Reputation: 105
I'm trying to fix a column in a data frame, but it's taking too long. I want to find entries which are equal to 4 characters and paste a zero in the beginning. The data frame has 2608475 rows.
I've written this code in R:
i <- NULL
for (i in 1:length(cest07$CNAE.2.0.Classe)) {
if (nchar(cest07$CNAE.2.0.Classe[i])==4) {
cest07$CNAE.2.0.Classe[i] <- paste("0", cest07$CNAE.2.0.Classe[i], sep="")
}
}
Could someone help?
Upvotes: 0
Views: 1252
Reputation: 68819
Here is a vectorized version:
### create example data set
set.seed(1)
str_len <- rpois(25, 1.2) + 1
tmp <- sapply(str_len, function(x) paste(LETTERS[seq_len(x)], collapse=""))
tmp
# [1] "A" "AB" "AB" "ABCD" "A" "ABCD" "ABCD" "AB" "AB"

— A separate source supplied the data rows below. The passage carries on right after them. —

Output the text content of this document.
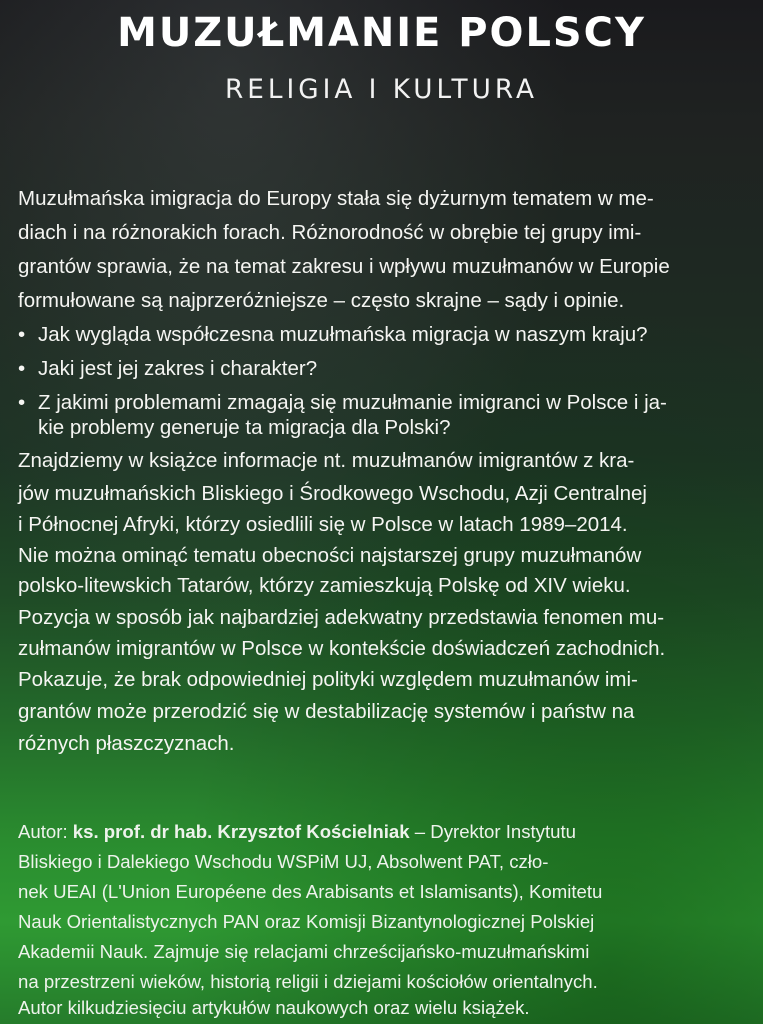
MUZUŁMANIE POLSCY
RELIGIA I KULTURA
Muzułmańska imigracja do Europy stała się dyżurnym tematem w me-
diach i na różnorakich forach. Różnorodność w obrębie tej grupy imi-
grantów sprawia, że na temat zakresu i wpływu muzułmanów w Europie
formułowane są najprzeróżniejsze – często skrajne – sądy i opinie.
• Jak wygląda współczesna muzułmańska migracja w naszym kraju?
• Jaki jest jej zakres i charakter?
• Z jakimi problemami zmagają się muzułmanie imigranci w Polsce i ja-
kie problemy generuje ta migracja dla Polski?
Znajdziemy w książce informacje nt. muzułmanów imigrantów z kra-
jów muzułmańskich Bliskiego i Środkowego Wschodu, Azji Centralnej
i Północnej Afryki, którzy osiedlili się w Polsce w latach 1989–2014.
Nie można ominąć tematu obecności najstarszej grupy muzułmanów
polsko-litewskich Tatarów, którzy zamieszkują Polskę od XIV wieku.
Pozycja w sposób jak najbardziej adekwatny przedstawia fenomen mu-
zułmanów imigrantów w Polsce w kontekście doświadczeń zachodnich.
Pokazuje, że brak odpowiedniej polityki względem muzułmanów imi-
grantów może przerodzić się w destabilizację systemów i państw na
różnych płaszczyznach.
Autor: ks. prof. dr hab. Krzysztof Kościelniak – Dyrektor Instytutu
Bliskiego i Dalekiego Wschodu WSPiM UJ, Absolwent PAT, czło-
nek UEAI (L'Union Européene des Arabisants et Islamisants), Komitetu
Nauk Orientalistycznych PAN oraz Komisji Bizantynologicznej Polskiej
Akademii Nauk. Zajmuje się relacjami chrześcijańsko-muzułmańskimi
na przestrzeni wieków, historią religii i dziejami kościołów orientalnych.
Autor kilkudziesięciu artykułów naukowych oraz wielu książek.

# [10] "A" "A" "A" "ABC" "AB" "ABC" "AB" "ABC" "ABCDE"
# [19] "AB" "ABC" "ABCD" "A" "AB" "A" "A"
### prepend '0'
ind <- (nchar(tmp) == 4)
tmp[ind] <- paste0("0", tmp[ind])
tmp
# [1] "A" "AB" "AB" "0ABCD" "A" "0ABCD" "0ABCD" "AB" "AB"
# [10] "A" "A" "A" "ABC" "AB" "ABC" "AB" "ABC" "ABCDE"
# [19] "AB" "ABC" "0ABCD" "A" "AB" "A" "A"
Upvotes: 3